Zechariah 2:1-5 says, “Then I looked up, and there before me was a man with a measuring line in his hand. I asked, “Where are you going?” He answered me, “To measure Jerusalem, to find out how wide and how long it is.” While the angel who was speaking to me was leaving, another angel came to meet him and said to him: “Run, tell that young man, ‘Jerusalem will be a city without walls because of the great number of people and animals in it. And I myself will be a wall of fire around it,’ declares the Lord, ‘and I will be its glory within.’”
These verses hit me. I love to measure. I like to measure my success. I want to see the clear lines of accomplishments and pinpoint the specifics that can be celebrated. I know I am not alone in this. I often ask myself some of the following questions: Am I doing enough and is the impact large enough? Is the new sofa in my living room and framed picture Pinterest worthy? Does the chicken saltimbocca I just made look good enough to put on Instagram and will people ask for the recipe? Are my jeans “in?”

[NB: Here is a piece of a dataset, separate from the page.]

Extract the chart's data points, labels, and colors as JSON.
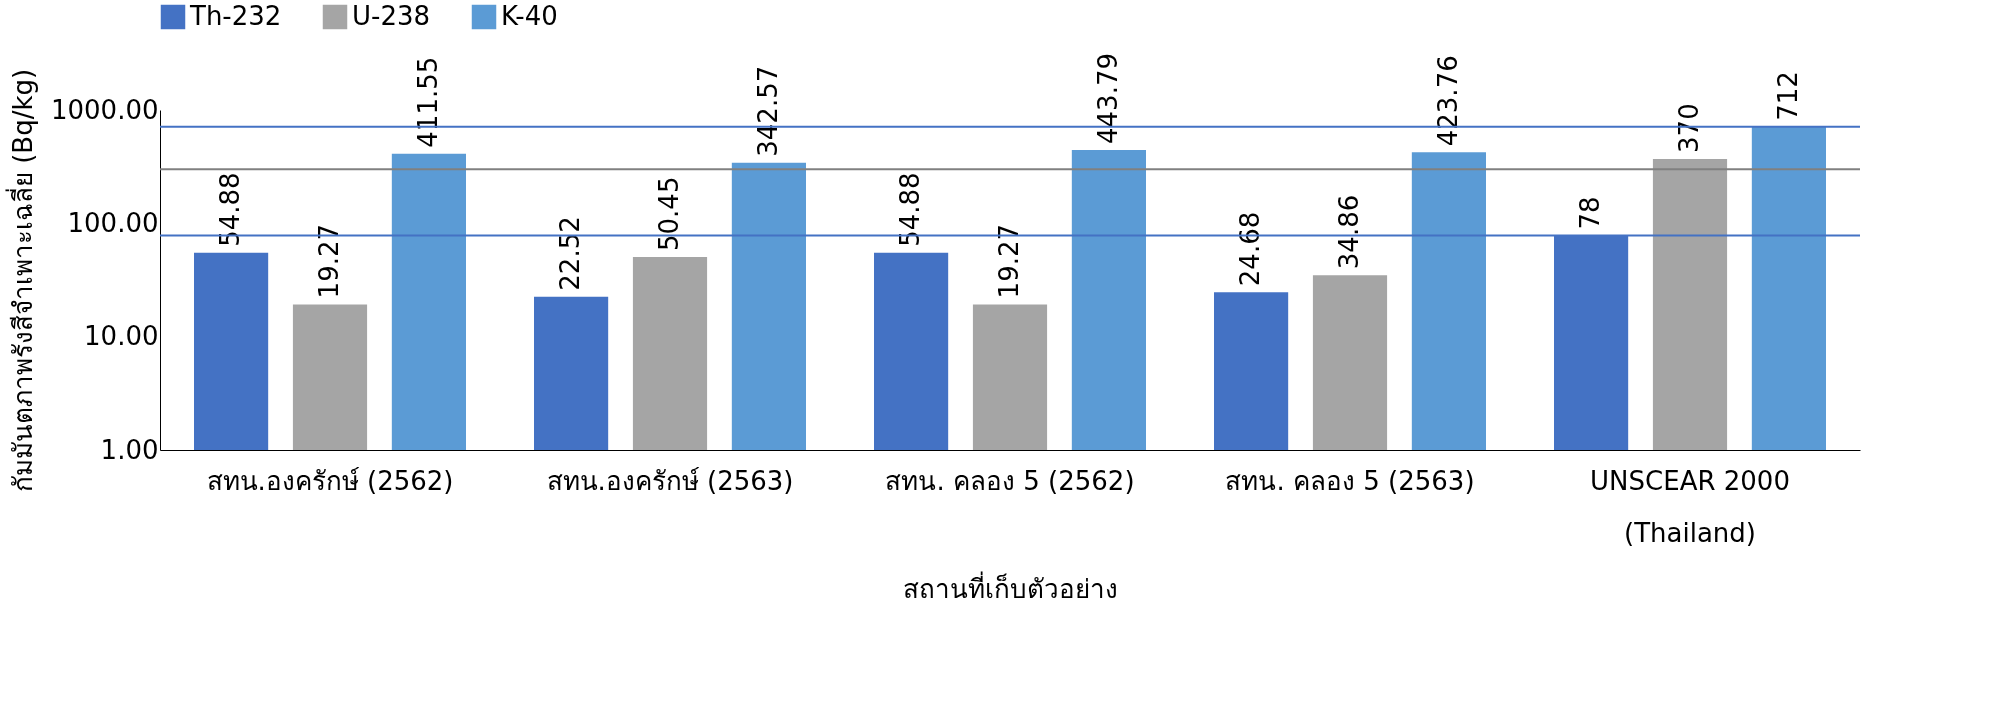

I wonder what my life would look like in a more real mode—one without walls and measurements. What if my daily testimony to my friends and community was lived without measure? What if people truly saw my life without walls? The real life of Reagan.
Imagine a life that would be honest and transparent. A beautiful and messy life where people could see my everyday shortcomings. A life that would encourage my peers to realize that they are not alone in their struggles—the same ones that I am experiencing—that we are in this together. I want people to see Jesus in me and for that to happen then the boundaries and walls will need to fall to the wayside. We must live our lives without measure. No walls. No filters. No measurements. All real. This is me—transparent and true to my identity in Christ.

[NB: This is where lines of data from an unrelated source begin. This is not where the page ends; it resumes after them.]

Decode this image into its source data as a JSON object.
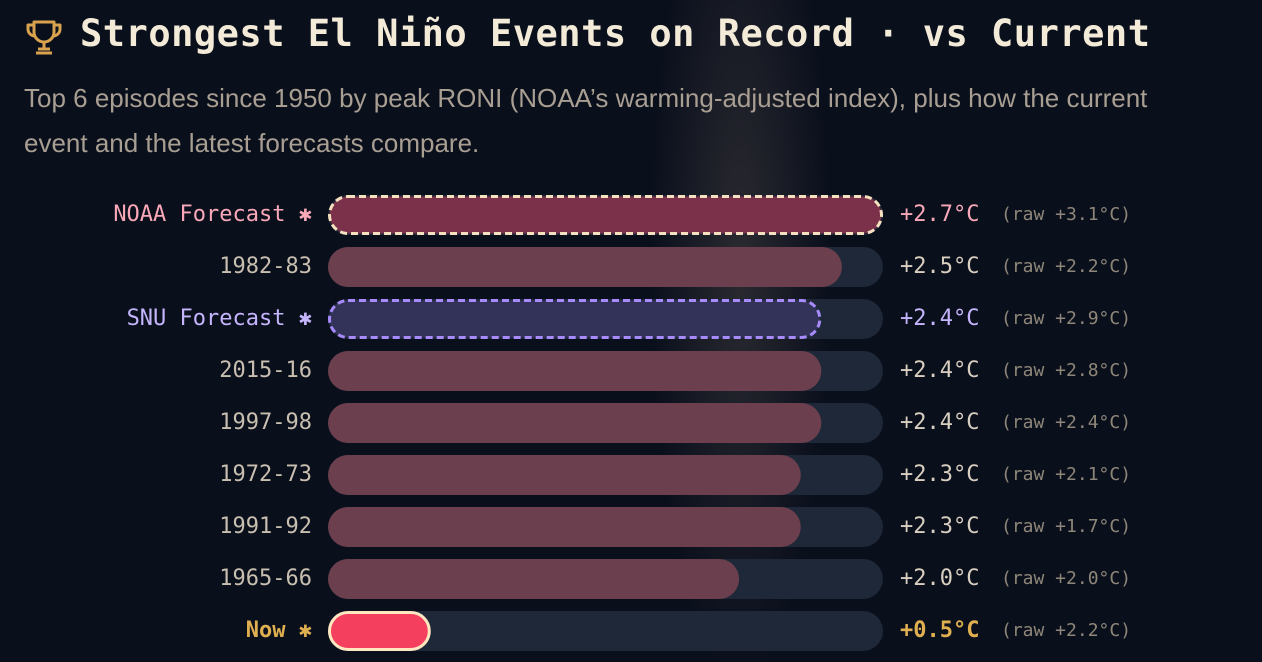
{
  "chart_data": {
    "type": "hbar",
    "title": "Strongest El Niño Events on Record · vs Current",
    "subtitle": "Top 6 episodes since 1950 by peak RONI (NOAA’s warming-adjusted index), plus how the current event and the latest forecasts compare.",
    "categories": [
      "NOAA Forecast ✱",
      "1982-83",
      "SNU Forecast ✱",
      "2015-16",
      "1997-98",
      "1972-73",
      "1991-92",
      "1965-66",
      "Now ✱"
    ],
    "values": [
      2.7,
      2.5,
      2.4,
      2.4,
      2.4,
      2.3,
      2.3,
      2.0,
      0.5
    ],
    "value_labels": [
      "+2.7°C",
      "+2.5°C",
      "+2.4°C",
      "+2.4°C",
      "+2.4°C",
      "+2.3°C",
      "+2.3°C",
      "+2.0°C",
      "+0.5°C"
    ],
    "raw_values": [
      3.1,
      2.2,
      2.9,
      2.8,
      2.4,
      2.1,
      1.7,
      2.0,
      2.2
    ],
    "raw_labels": [
      "(raw +3.1°C)",
      "(raw +2.2°C)",
      "(raw +2.9°C)",
      "(raw +2.8°C)",
      "(raw +2.4°C)",
      "(raw +2.1°C)",
      "(raw +1.7°C)",
      "(raw +2.0°C)",
      "(raw +2.2°C)"
    ],
    "colors": [
      "#7a3149",
      "#6b3f4d",
      "#33335a",
      "#6b3f4d",
      "#6b3f4d",
      "#6b3f4d",
      "#6b3f4d",
      "#6b3f4d",
      "#f43f5e"
    ],
    "label_colors": [
      "#f9a8b8",
      "#c8bfb0",
      "#c4b5fd",
      "#c8bfb0",
      "#c8bfb0",
      "#c8bfb0",
      "#c8bfb0",
      "#c8bfb0",
      "#e0b050"
    ],
    "outline_colors": [
      "#f5e1c0",
      null,
      "#a78bfa",
      null,
      null,
      null,
      null,
      null,
      "#fde7c0"
    ],
    "outline_styles": [
      "dashed",
      null,
      "dashed",
      null,
      null,
      null,
      null,
      null,
      "solid"
    ],
    "track_color": "#1f2838",
    "xlim": [
      0,
      2.7
    ]
  }
}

May we rest in the peace and presence of Jesus Christ each day knowing that HE longs for me to measure HIS goodness in ME. So, as I smell the faint hint of banana bread cooking in my own home now, glance at the dust of sugar on the counter, and wash the measuring scoop—I remember and want to remind each of you to measure HIS goodness in your life--as raw, real, and messy as it is—measure it all because it is GOOD. Let’s live life together!